Friday, March 22, 2019

They're Back!

At a meeting of the Friends of the Hudson City Cemetery back in February, the problem of Canada geese befouling the pond and adjacent areas was brought up toward the end of the meeting. (See Dan Undell's video of the meeting, starting at about 52:40). 

Gerald Fenoff pointed out that Canada geese always returned in the spring to the place where they were born. That would mean there will be about twenty-four geese returning to the cemetery in the next few days. Dominic Merante shared the information, based on his own experience, that it is possible to frighten the geese away from their old haunt and force them to go someplace else. The method he suggested was positioning big, tall faux flamingos around the pond, to scare the geese away, but cautioned that there was only a small window of time in which to do that if it were to be successful.

Alas, the window may be closing . . . or it may have already closed. Yesterday morning, when Joey and I were in the cemetery, we observed a pair of Canada geese already back.

And then there was this guy--a mallard drake, without a mate in sight.



  1. I realize that the geese make a mess, but they are wildlife and that is their home. It seems a shame to move them on.

  2. Alderman Merante is right - you've only got a small window in which to discourage the geese. Regular dog patrols this time of year would help, terriers being perfect for the task.

    The pond itself is a human artifact maintained for our own cultural purposes; it follows that our relationship to these particular geese is itself a variety of artifact.

    It has only been in our lifetimes that Canada Geese, as a species, have split to form migratory and semi- or non-migratory populations, the latter group having learned to exploit human activities that suit their preferences; e.g., airports, gold courses, race tracks, municipal parks and ponds, etc.

    It's a major problem throughout the east, and the federal government has spent millions in search of a remedy.

    The best remedy so far: terriers.

    Also, mark your calendars because next year they'll be back probably to the day. This is solvable, but it will require discipline.

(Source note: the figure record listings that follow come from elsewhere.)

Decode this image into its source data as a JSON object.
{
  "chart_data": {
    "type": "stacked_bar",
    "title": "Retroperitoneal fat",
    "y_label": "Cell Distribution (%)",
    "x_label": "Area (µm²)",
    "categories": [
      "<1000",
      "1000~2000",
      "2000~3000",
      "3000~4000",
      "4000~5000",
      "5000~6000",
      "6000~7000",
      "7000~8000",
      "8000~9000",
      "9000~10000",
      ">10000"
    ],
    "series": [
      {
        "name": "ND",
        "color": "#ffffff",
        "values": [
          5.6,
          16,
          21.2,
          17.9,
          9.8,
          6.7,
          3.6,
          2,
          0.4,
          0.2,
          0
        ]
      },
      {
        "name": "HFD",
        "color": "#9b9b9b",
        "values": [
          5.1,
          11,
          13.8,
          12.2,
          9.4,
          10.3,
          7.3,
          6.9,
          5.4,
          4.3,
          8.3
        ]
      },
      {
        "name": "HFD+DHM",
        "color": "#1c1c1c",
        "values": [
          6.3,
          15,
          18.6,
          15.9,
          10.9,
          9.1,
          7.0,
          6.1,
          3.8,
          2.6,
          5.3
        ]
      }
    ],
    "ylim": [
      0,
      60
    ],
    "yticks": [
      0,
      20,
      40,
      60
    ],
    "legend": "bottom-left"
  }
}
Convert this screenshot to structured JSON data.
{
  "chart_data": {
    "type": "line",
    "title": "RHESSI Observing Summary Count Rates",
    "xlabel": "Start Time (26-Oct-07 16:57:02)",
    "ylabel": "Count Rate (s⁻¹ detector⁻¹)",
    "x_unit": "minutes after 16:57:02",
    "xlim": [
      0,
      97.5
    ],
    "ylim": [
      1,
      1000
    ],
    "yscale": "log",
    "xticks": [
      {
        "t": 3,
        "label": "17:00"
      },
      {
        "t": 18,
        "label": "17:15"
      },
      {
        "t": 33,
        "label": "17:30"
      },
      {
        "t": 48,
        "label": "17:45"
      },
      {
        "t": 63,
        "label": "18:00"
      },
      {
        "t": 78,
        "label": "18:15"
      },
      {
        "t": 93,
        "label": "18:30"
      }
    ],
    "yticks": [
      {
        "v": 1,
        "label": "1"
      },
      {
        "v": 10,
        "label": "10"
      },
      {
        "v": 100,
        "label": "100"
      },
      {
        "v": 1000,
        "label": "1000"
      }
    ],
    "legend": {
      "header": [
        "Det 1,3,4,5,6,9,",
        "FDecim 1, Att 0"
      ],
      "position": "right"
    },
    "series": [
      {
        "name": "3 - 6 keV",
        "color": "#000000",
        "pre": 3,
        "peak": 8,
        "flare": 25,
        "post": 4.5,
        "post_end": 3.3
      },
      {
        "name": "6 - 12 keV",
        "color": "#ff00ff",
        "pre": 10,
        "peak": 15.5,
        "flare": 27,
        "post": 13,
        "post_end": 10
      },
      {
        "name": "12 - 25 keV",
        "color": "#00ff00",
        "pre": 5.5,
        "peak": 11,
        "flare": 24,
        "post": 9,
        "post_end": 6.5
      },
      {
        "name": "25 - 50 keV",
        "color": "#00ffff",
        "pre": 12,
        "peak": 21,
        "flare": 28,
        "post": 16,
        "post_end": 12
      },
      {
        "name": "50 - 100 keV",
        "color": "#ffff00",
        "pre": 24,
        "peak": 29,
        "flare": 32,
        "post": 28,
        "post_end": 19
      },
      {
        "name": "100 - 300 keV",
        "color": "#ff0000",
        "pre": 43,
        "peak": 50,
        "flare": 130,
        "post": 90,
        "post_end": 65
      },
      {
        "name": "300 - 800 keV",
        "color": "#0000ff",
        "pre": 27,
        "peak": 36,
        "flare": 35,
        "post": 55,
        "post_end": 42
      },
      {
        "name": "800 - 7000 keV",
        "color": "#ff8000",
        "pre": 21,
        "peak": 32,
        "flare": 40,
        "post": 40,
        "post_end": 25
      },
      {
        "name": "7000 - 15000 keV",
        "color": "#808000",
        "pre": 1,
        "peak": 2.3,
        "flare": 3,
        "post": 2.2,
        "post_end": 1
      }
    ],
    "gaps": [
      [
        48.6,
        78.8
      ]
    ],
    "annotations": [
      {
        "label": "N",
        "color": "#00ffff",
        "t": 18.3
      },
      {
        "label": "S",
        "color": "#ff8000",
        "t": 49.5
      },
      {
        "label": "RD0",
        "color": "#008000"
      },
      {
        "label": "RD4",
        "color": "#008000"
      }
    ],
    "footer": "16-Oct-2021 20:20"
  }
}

  3. Ah, city life versus country life. Out here in Taghkanic, Mary and I thrill to the cries of Canada geese as they return to our lakes and fields every spring. Beautiful V-shaped silhouettes in the sky as they circle before landing in Bell's Pond. Or we are startled to hear and see dozens and dozens take to the sky from their early morning grazing in Skoda's cornfield. I was even moved to write a book recently, "Lucy and Max," a love story describing the strange and inspiring pairing of a Canada Goose and a ferocious guard dog.

  4. I gotta say, I wonder what all the wildlife says about humans every time we mow down their habitat to build something dumb? Where are they supposed to live????
    I have no problem with the animals around me here in Hudson, it's the humans that cause the problems(i.e feeding these geese).